This is something I wrote for my dad. Although I'm an adult now and on my own, I still feel the effects of the abuse I went through in my childhood. I've struggled with anger issues due to the events from the past. I've battled anxiety attacks, flashbacks, self infliction, among other things because of the scars I bear from those days. The hardest thing for me to do was to learn to forgive my father for what he did. It took me awhile to fully forgive him but I had to let go of the hate in order to move on with my life. I won't ever forget what he put me through, but I know that I will never be like him. I am not going to become like the person who abused me. I know I can break the cycle and I know I have the power within me to break that abusive cycle and not repeat history. Every day I find myself healing a little bit more from the past. It's a path of healing that I have chosen for myself as I continue to meet the challenges in life that are thrown my way. As I've said before, I have more growing to do in my life but I am no longer allowing the past to control me or hold me back from living my life now. I made the choice to use my voice and take back control of my own life. With each step I take in life, I learn more about myself and discover what I need to do in order to let myself heal from the wounds of the past.

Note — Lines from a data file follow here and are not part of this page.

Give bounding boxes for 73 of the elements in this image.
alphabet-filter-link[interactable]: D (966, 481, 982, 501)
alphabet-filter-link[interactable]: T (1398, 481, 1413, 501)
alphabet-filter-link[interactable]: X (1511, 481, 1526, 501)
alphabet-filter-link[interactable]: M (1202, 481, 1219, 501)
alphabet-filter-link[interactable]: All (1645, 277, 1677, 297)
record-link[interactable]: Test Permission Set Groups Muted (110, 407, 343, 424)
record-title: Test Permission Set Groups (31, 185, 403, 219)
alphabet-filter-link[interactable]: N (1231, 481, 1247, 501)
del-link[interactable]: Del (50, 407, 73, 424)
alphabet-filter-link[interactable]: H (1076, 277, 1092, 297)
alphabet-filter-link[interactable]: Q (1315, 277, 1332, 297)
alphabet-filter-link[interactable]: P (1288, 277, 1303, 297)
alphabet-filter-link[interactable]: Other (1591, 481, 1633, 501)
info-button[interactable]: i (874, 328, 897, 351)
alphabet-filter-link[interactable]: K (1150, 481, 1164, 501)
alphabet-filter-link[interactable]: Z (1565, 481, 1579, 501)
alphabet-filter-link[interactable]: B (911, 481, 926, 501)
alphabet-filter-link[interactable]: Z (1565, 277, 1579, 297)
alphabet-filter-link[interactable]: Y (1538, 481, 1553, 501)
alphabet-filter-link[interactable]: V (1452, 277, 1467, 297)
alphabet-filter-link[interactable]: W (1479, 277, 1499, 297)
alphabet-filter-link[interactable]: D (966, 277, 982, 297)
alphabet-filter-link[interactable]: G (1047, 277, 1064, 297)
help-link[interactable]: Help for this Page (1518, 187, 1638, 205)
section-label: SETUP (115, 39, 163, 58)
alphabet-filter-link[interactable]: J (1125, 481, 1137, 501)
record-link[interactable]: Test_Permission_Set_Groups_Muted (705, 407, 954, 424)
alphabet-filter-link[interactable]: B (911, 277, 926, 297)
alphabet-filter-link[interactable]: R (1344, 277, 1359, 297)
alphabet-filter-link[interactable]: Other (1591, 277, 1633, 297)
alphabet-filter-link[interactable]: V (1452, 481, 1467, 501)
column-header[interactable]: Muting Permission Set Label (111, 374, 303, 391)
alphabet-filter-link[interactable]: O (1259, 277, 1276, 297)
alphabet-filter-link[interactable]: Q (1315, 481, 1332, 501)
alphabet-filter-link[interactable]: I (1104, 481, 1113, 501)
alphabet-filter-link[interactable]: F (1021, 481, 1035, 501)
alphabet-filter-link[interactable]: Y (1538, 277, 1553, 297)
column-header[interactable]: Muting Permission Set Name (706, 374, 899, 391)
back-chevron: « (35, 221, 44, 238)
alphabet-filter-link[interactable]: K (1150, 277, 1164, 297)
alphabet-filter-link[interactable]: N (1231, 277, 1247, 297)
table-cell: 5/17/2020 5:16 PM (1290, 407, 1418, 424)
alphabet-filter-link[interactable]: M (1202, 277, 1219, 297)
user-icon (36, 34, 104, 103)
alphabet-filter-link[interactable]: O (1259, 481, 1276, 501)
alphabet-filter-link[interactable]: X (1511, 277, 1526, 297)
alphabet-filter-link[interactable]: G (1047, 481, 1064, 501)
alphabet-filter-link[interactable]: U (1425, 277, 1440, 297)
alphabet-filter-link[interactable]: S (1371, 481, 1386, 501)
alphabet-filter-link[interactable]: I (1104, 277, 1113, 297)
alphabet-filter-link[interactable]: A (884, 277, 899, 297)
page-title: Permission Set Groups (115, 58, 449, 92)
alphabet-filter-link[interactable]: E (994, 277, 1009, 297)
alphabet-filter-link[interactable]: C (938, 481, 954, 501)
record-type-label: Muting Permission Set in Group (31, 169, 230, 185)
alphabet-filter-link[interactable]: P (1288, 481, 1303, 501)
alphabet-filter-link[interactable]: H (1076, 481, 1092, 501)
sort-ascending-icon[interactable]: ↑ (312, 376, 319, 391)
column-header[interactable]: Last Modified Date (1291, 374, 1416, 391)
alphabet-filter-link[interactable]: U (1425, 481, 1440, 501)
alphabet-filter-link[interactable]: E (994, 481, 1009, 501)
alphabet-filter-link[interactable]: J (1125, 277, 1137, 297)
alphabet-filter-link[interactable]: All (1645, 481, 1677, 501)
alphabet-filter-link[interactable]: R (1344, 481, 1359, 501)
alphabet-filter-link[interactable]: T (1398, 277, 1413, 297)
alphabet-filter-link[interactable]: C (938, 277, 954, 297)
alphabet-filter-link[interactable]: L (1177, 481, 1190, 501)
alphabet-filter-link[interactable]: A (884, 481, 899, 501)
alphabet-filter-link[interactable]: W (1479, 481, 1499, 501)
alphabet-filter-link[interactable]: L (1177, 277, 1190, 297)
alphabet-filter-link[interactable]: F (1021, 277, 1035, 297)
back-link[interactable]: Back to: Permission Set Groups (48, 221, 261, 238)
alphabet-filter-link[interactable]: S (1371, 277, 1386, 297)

My life is not over; it's just beginning.



Unspoken Thoughts by Jenna Kandyce Linch

So many thoughts of mine have gone unsaid
I still struggle with anger issues after the childhood I led.
The events from back then I don't quite understand
All I know is that being a kid definitely wasn't grand.

Every time you looked at me, I could sense the resentment
Under the ice cold exterior, I wondered where the love went.
Always in your presence strong I tried to appear
Since you said crying was weakness, I shed not one tear.

My own mom I watched you shatter apart
Even though she'd never say it, I know you broke her heart.
You finally wore her down completely under your control
Often I intervened so she wouldn't have to play the victim role.

All those years I wish she would have had the strength to leave you
Because she never deserved the hell you put her through.
Each night I listened to her cry
I could tell she had begun to emotionally die.

To us you became an unrecognizable stranger
Your unresolved issues placed our lives in danger.
By your anger you were totally consumed
If I failed to meet your expectations, you fumed.

For awhile you were the person I feared the most
I found that it was better to stay invisible like a ghost.
Besides the physical abuse, I took your emotional abuse as well
Threatened into silence, I had no one to tell.

I wish I could say that things are now perfect
But from the abuse I still feel every lasting effect.
In time the scars have started to fade
For my freedom, though, so much I had to trade.

I lived a long time in denial
Not wanting to admit that my childhood was a painful trial.
I didn't want to own up to what happened
With all the memories haunting me, it was hard to pretend.

When I thought about what you did, I felt so much rage inside
Because of you, my emotions and feelings I had to hide.
I've battled with trust and abandonment issues from a father who hurt me
Due to your brainwashing, the good in me it's taken awhile for me to see.

As difficult as it was, you I learned to forgive
Letting go of the hate is the only way I can truly live.
How you could hurt your family I'll never know
I do know I won't be like you and your abusive traits I won't show.

In my life I made my choice
I choose to expose the truth by using my voice.
No, the things you put me through I'll never forget
A fighter and survivor, I've shown strength to overcome challenges I met.

Many more obstacles I will have to face
The possibility of a better life I embrace.
How not to be in my own life is the greatest lesson you taught
Saying farewell to the past, it's healing for myself that I've sought.